16. Verwendung von DNA-Sequenzen gemäß Anspruch 1 oder 2, oder Teilen oder Derivaten, die durch Insertion, Deletion oder Substitution von diesen Sequenzen abgeleitet sind, zur Veränderung des Kohlenstoff-/Stickstoff-Verhältnisses in Blättern bzw. in heterotrophen Geweben insbesondere zur Erhöhung bzw. Erniedrigung des Stärkegehaltes und zur Erhöhung bzw. Erniedrigung des Proteingehaltes.

17. Verwendung von DNA-Sequenzen gemäß Anspruch 1 oder 2, oder Teilen oder Derivaten, die durch Insertion, Deletion oder Substitution von diesen Sequenzen abgeleitet sind, zur Erniedrigung der Bildung von Zuckern während der Stärkemobilisierung.

18. Verwendung von DNA-Sequenzen gemäß Anspruch 1 oder 2, oder Teilen oder Derivaten, die durch Insertion, Deletion oder Substitution von diesen Sequenzen abgeleitet sind, zur Herstellung von DNA-Sequenzen, die für einen pflanzlichen plastidären Glukose-6-phosphat-Phosphat-Translokator mit einer veränderten Spezifität, insbesondere für Glukose-1-phosphat und 2-Phosphoglycerat, kodieren.

19. Verwendung von DNA-Sequenzen gemäß Anspruch 1 oder 2, oder Teilen oder Derivaten, die durch Insertion, Deletion oder Substitution von diesen Sequenzen abgeleitet sind, zur Isolierung von DNA-Sequenzen, die für ein Polypeptid kodieren, das die biologische Aktivität eines Glukose-6-phosphat-Phosphat-Translokators besitzt.

20. Verwendung von DNA-Sequenzen gemäß Anspruch 1 oder 2, oder Teilen davon, die als "targeting"-Sequenzen dienen, um mit Hilfe dieser Sequenzen prokaryontische oder eukaryontische Proteine, insbesondere Enzyme oder Proteine, die den aktiven oder passiven Transport von Metaboliten über Membranen katalysieren, in die Plastidenhüllmembran, in das Plastidenstroma oder in die Thylakoide zu dirigieren.

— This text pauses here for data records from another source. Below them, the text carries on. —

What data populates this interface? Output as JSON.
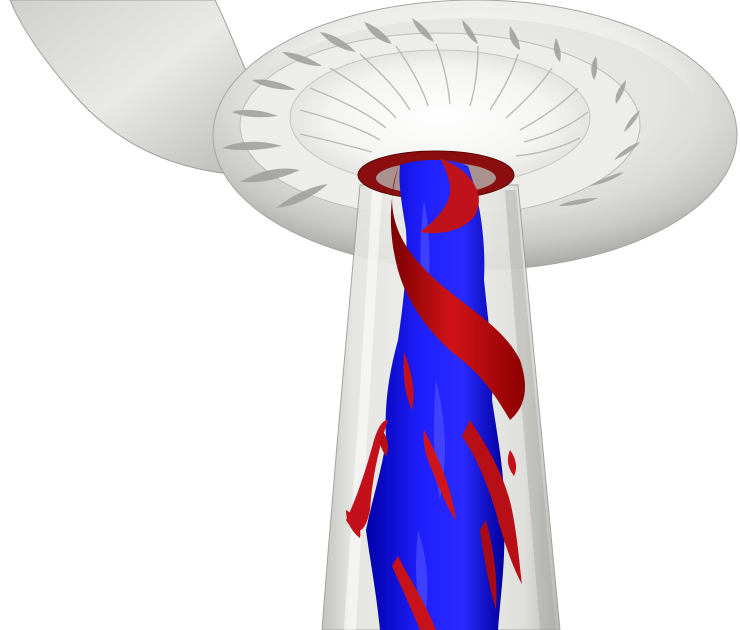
{
  "scene": {
    "background_color": "#ffffff",
    "colors": {
      "casing_light": "#f2f2f0",
      "casing_mid": "#d6d6d2",
      "casing_dark": "#a8a8a4",
      "draft_tube_glass": "#e6e6e2",
      "vortex_core": "#1a1aff",
      "vortex_core_dark": "#0000b0",
      "vortex_rope": "#cc0f12",
      "vortex_rope_dark": "#7a0000"
    },
    "objects": [
      "spiral-casing",
      "stay-vanes",
      "guide-vanes",
      "runner-outlet",
      "draft-tube",
      "vortex-core-isosurface",
      "vortex-rope-isosurface"
    ]
  }
}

21. Verwendung von DNA-Sequenzen gemäß Anspruch 1 oder 2, oder Teilen oder Derivaten, die durch Insertion, Deletion oder Substitution von diesen Sequenzen abgeleitet sind, wobei diese Sequenzen eine kodierende Region enthalten, die für ein reifes Protein mit der biologischen Aktivität eines Glukose-6-phosphat-Phosphat- Translokators kodieren, zur Kombination mit "targeting"-Sequenzen für andere Zellkompartimente oder zelluläre Membransysteme, wodurch das reife Protein in andere Kompartimente oder Membransysteme dirigiert wird.

22. Verwendung von DNA-Sequenzen gemäß Anspruch 1 oder 2, oder Teilen oder Derivaten, die durch Insertion, Deletion oder Substitution von diesen Sequenzen abgeleitet sind, zur Identifizierung von Substanzen, die eine inhibierende Wirkung auf den Transport von Hexosephosphaten, Phosphat, 3-Phosphoglycerat, Triosephosphaten und anderen C3- und C6-Körpern, die am C-Atom 3 bzw. am C- Atom 6 eine Phosphatgruppe tragen, über die innere Plastidenhüllmembran haben.

23. Verwendung von DNA-Sequenzen gemäß Anspruch 1 oder 2, oder Teilen oder Derivaten, die durch Insertion, Deletion oder Substitution von diesen Sequenzen abgeleitet sind, zur Isolierung entsprechender genomischer Klone, insbesondere die Nutzung der entsprechenden Promotorbereiche oder von Promotorteilbereichen zur gewebespezifischen Expression von Genen in heterotrophen Geweben.